Real-world measurements. Use this when you want to study real-world, past, and present climate conditions. It’s the most direct and accurate representation of what’s happening but always has gaps, especially in remote areas or over long time scales. Observations always have a starting date (before which they were not collected), and often observational platforms or sensors are replaced after a certain duration of operation. Often, climate observations are carefully calibrated so that our record of essential climate variables continues beyond a specific technology. Sometimes observations are of related changes, or proxies, for essential climate variables, this is especially true of paleoclimate data which is used to reconstruct climate before humans started measuring it! Observations are also used for validating models and understanding current trends.

Reanalysis

A combination of observational data and model output. Reanalysis takes observations and feeds them into a climate model, using the model’s physics to fill in gaps and create a consistent, gridded dataset over time. Done over historical periods, or ‘near real-time’ (as close to current as technically possible). It’s especially useful for studying long-term trends and climate dynamics when observations are incomplete. Use this when you need a complete, consistent historical record of climate variables over time and space. Closely related to reanalyses are initialized predictions, similar to weather predictions, where today’s observed state is used to anticipate what is to come tomorrow (or next year or next decade).

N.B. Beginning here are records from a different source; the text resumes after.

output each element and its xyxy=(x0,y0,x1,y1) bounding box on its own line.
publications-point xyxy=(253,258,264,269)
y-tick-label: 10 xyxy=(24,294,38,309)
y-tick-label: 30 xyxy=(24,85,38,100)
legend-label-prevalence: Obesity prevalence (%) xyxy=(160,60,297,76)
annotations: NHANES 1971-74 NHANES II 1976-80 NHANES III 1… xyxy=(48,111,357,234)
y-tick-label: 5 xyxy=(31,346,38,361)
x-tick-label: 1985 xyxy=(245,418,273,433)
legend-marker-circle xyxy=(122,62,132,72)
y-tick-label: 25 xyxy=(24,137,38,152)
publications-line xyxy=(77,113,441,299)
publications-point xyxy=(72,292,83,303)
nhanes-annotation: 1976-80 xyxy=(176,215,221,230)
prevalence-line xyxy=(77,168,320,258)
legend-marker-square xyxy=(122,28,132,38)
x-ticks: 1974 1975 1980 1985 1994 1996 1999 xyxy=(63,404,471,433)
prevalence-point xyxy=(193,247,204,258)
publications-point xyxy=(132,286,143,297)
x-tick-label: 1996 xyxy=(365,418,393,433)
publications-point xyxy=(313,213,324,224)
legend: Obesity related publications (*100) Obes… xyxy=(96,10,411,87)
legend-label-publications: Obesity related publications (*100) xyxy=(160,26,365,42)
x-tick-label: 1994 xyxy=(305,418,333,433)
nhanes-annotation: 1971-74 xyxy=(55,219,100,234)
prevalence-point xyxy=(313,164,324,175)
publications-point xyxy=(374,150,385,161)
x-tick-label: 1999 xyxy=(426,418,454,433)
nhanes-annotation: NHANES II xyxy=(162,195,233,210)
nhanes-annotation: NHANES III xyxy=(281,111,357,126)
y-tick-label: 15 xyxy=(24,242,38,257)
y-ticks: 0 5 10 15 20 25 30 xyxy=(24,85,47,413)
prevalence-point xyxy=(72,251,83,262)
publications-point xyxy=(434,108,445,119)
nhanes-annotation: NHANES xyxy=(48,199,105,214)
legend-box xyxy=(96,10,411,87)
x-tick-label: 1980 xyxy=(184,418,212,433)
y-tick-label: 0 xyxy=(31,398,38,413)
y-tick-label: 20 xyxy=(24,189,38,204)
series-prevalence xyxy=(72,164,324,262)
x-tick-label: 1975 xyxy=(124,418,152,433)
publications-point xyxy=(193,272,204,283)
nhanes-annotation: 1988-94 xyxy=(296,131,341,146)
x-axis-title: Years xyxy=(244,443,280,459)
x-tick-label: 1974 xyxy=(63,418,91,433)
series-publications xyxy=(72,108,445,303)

Artificial Intelligence and Machine Learning

These tools take advantage of computer-aided interpretation of Observations, Climate Models, and Reanalysis to perform related or new tasks. Surrogate emulators produce output designed to mimic that of climate models, but they are faster and more specialized than full Earth System Models. Some emulators may focus on extreme events, or global mean quantities, or just one sphere of the earth system (e.g., atmosphere, ocean, land, ice sheets, etc). The development of these tools often requires specially benchmarked or AI-ready datasets. Some AI tools are able to interpret natural language, and so can help in addressing climate questions in ordinary language and editing scientific documents.